How to Create Healthy Relationships

by Steven Kessler, MFT

 

These guidelines apply to all the different varieties of relationships, including friends, co-workers, lovers, etc.

First, learn about healthy boundaries.

There a many good books about boundaries available. Read several of them and do the exercises until you

  • develop your own capacities to make and enforce healthy boundaries in general
  • decide what boundaries are right for you in this particular kind of relationship
  • figure out how you will enforce those boundaries

Second, learn what safety actually feels like. 

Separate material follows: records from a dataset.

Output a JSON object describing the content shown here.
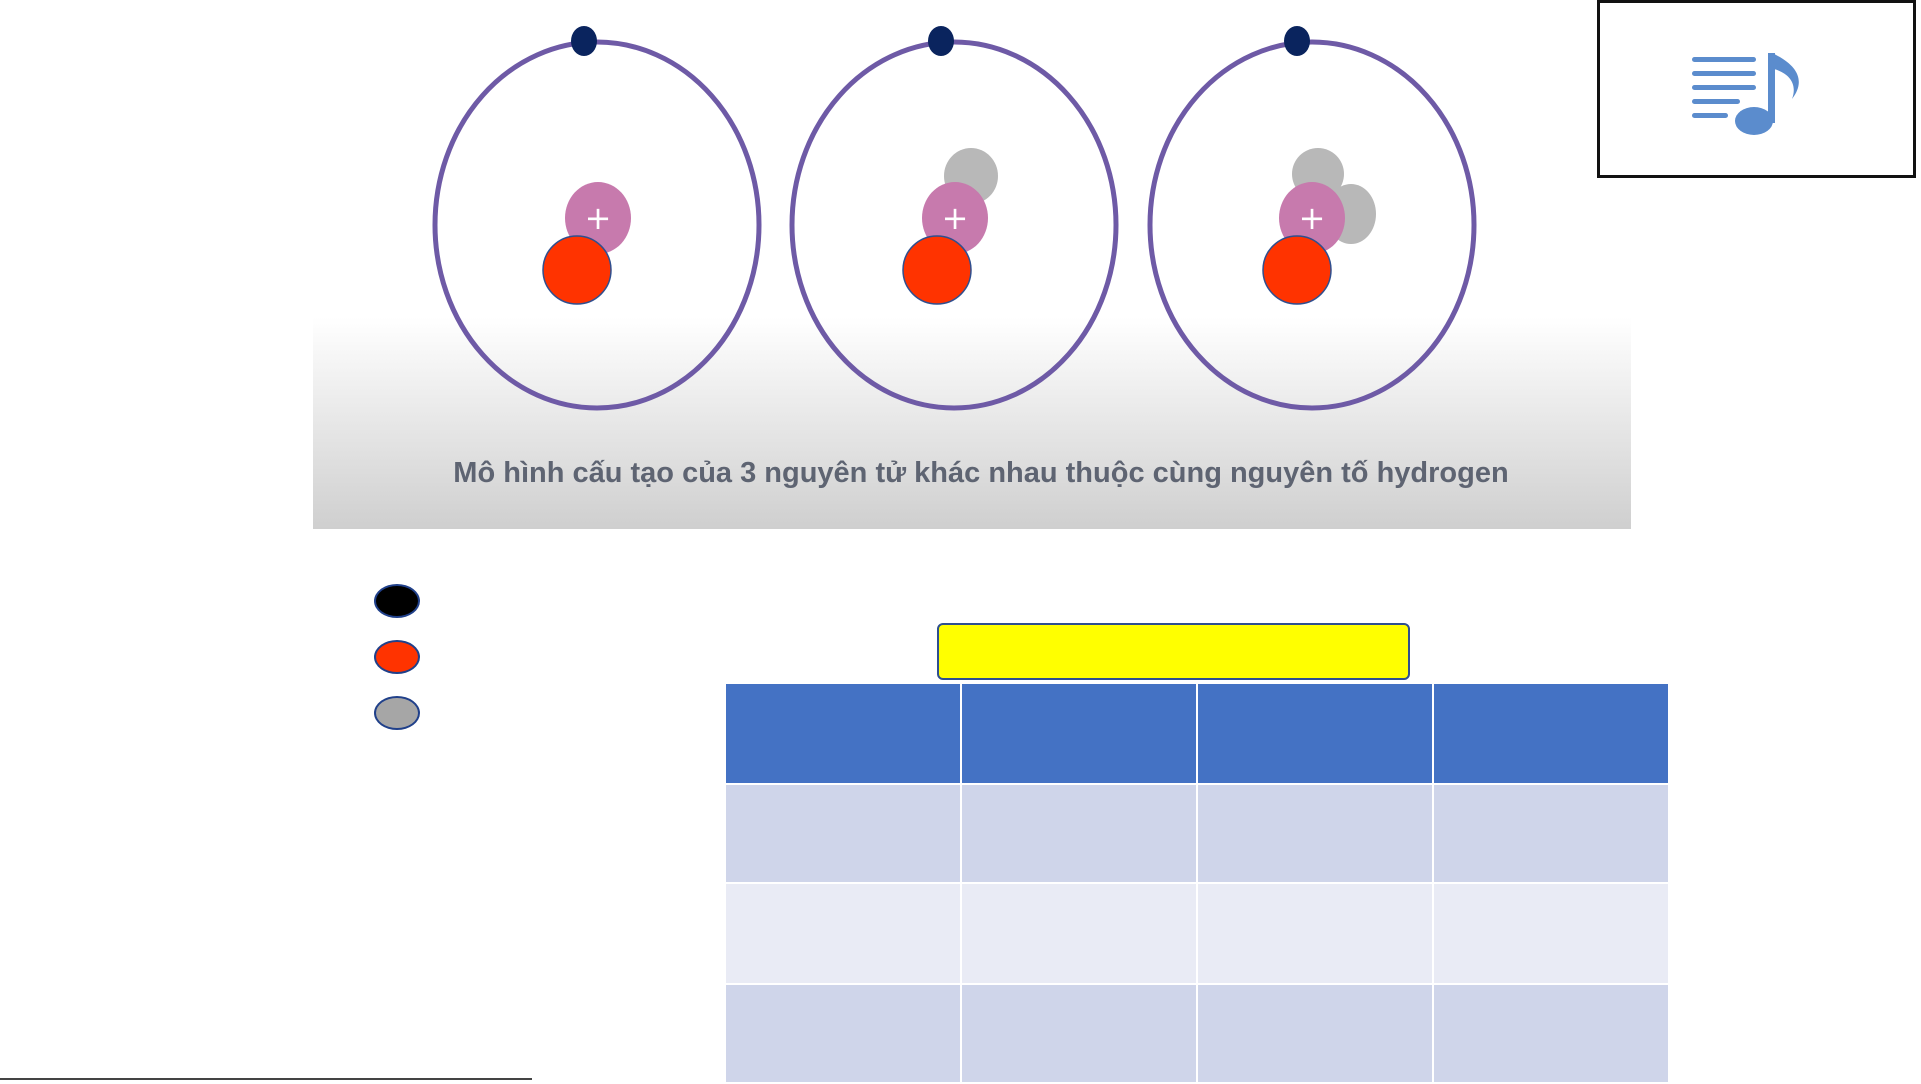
{
  "diagram": {
    "caption": "Mô hình cấu tạo của 3 nguyên tử khác nhau thuộc cùng nguyên tố hydrogen",
    "proton_symbol": "+",
    "atoms": [
      {
        "neutrons": 0
      },
      {
        "neutrons": 1
      },
      {
        "neutrons": 2
      }
    ]
  },
  "audio_button": {
    "icon": "playlist-music-icon"
  },
  "legend": {
    "items": [
      {
        "color": "#000000",
        "label": ""
      },
      {
        "color": "#ff3300",
        "label": ""
      },
      {
        "color": "#a6a6a6",
        "label": ""
      }
    ]
  },
  "table": {
    "title": "",
    "headers": [
      "",
      "",
      "",
      ""
    ],
    "rows": [
      [
        "",
        "",
        "",
        ""
      ],
      [
        "",
        "",
        "",
        ""
      ],
      [
        "",
        "",
        "",
        ""
      ]
    ]
  },
  "colors": {
    "orbit": "#6e5aa6",
    "electron": "#0a245e",
    "proton": "#c77aad",
    "neutron": "#b8b8b8",
    "red_particle": "#ff3300",
    "header_blue": "#4472c4",
    "highlight": "#ffff00"
  }
}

You may not have ever experienced real safety. Many of us grew up in unsafe, even dangerous, environments and became accustomed to that, thinking that is just how things are. In our attempts to cope and create some feeling of safety, most people automatically, habitually resort to a defense strategy -- we fight or flee or accommodate or manipulate or endure or try to be perfect. In real safety, these strategies are not necessary, because your being is valued and respected to begin with. In situations of real safety, there is no need for defense. If you have no bodily experience of real safety, you need to get that, either through therapy of some other safe, holding experience. If you don't know what real safety feels like, then you don't know what a healthy relationship feels like. Without that reference point, assessing your relationships will be that much harder.

Third, when creating a new relationship with someone:

1. Assess their capacities to

  • self-soothe
  • regulate their own internal state in general
  • recognize when they are in a defense pattern and come out of it
  • control their words and actions toward others
  • control the energy they send to others (the blast of anger, the tug of need or seduction ...)
  • set and maintain their own healthy boundaries

It is your job to assess them. Do not put this task on them and then blame them for not doing it. It is your own responsibility to keep yourself safe. They may be able to describe their own capacities accurately, but then again, they may not. None of us are able to see into our own blind spots.

They don't have to be perfect. None of us is. They only have to be able to do what is needed to support the particular kind of relationship that you want to have with them. Imagine that you're about to drive your car across a bridge. The sign says “Weight limit – 1 ton.” It is your job to read the sign and compare the weight of your car to the bridge's capacity. If you overload the bridge, it will let you down. Every time.

Unless they are engaged in serious inner work, don't expect that their capacity will be different in the future than it is today. The same goes for you. Personalities and defense strategies are more likely to stay the same than to change. Trust in that, not in your fantasy of some ideal future.

2. Negotiate with them what the norms of this relationship will be.

Whether you are becoming friends, co-workers, lovers, or something else, the ways you behave towards each other now will become the ways you are allowed to behave towards each other in the future. The negotiation process may be conscious or unconscious, verbal or non-verbal, but it will take place and it will set the standards for your future interactions.

Notice in particular how power, respect, time, and space are handled in this relationship. Notice what each of you contributes and each of you receives.

  • When, where, and how are each of you available to the other? Who decides?
  • How do each of you express your needs and wants? How does the other respond?
  • How do the two of you handle misunderstandings, differences and conflicts?
  • How are decisions made? Who makes them?

Again, unless the two of you are engaged in serious inner work and growth, the ways you interact today probably predict the ways you will interact tomorrow. The way the two of you resolve (or don't resolve) your first disagreement is a good indicator of what is likely to happen following future disagreements. Unless you each take action to change yourselves, the limitations you each have today will still be there tomorrow.

If you want the other person to change in some way, ask them (don't command or manipulate or threaten). They may be willing; they may not. They may be able; they may not. Be prepared for a 'no', or “I can't”, or “I don't know how”. This is their decision. Consider what you are doing that contributes to the problem, and offer to change your part. For more specifics, see my article “Communication 101”.

3. As you get to know them, and only to the degree that you have established a healthy relationship and feel safe with them, gradually begin to open up and be more vulnerable.

Do not lead with vulnerability, hoping that it will make them love you, want you, or take care of you. Open this door only to the degree that you have determined that this person is capable of the sort of relationship you desire and after the two of you have negotiated a set of norms for the relationship that you deem to be healthy for you.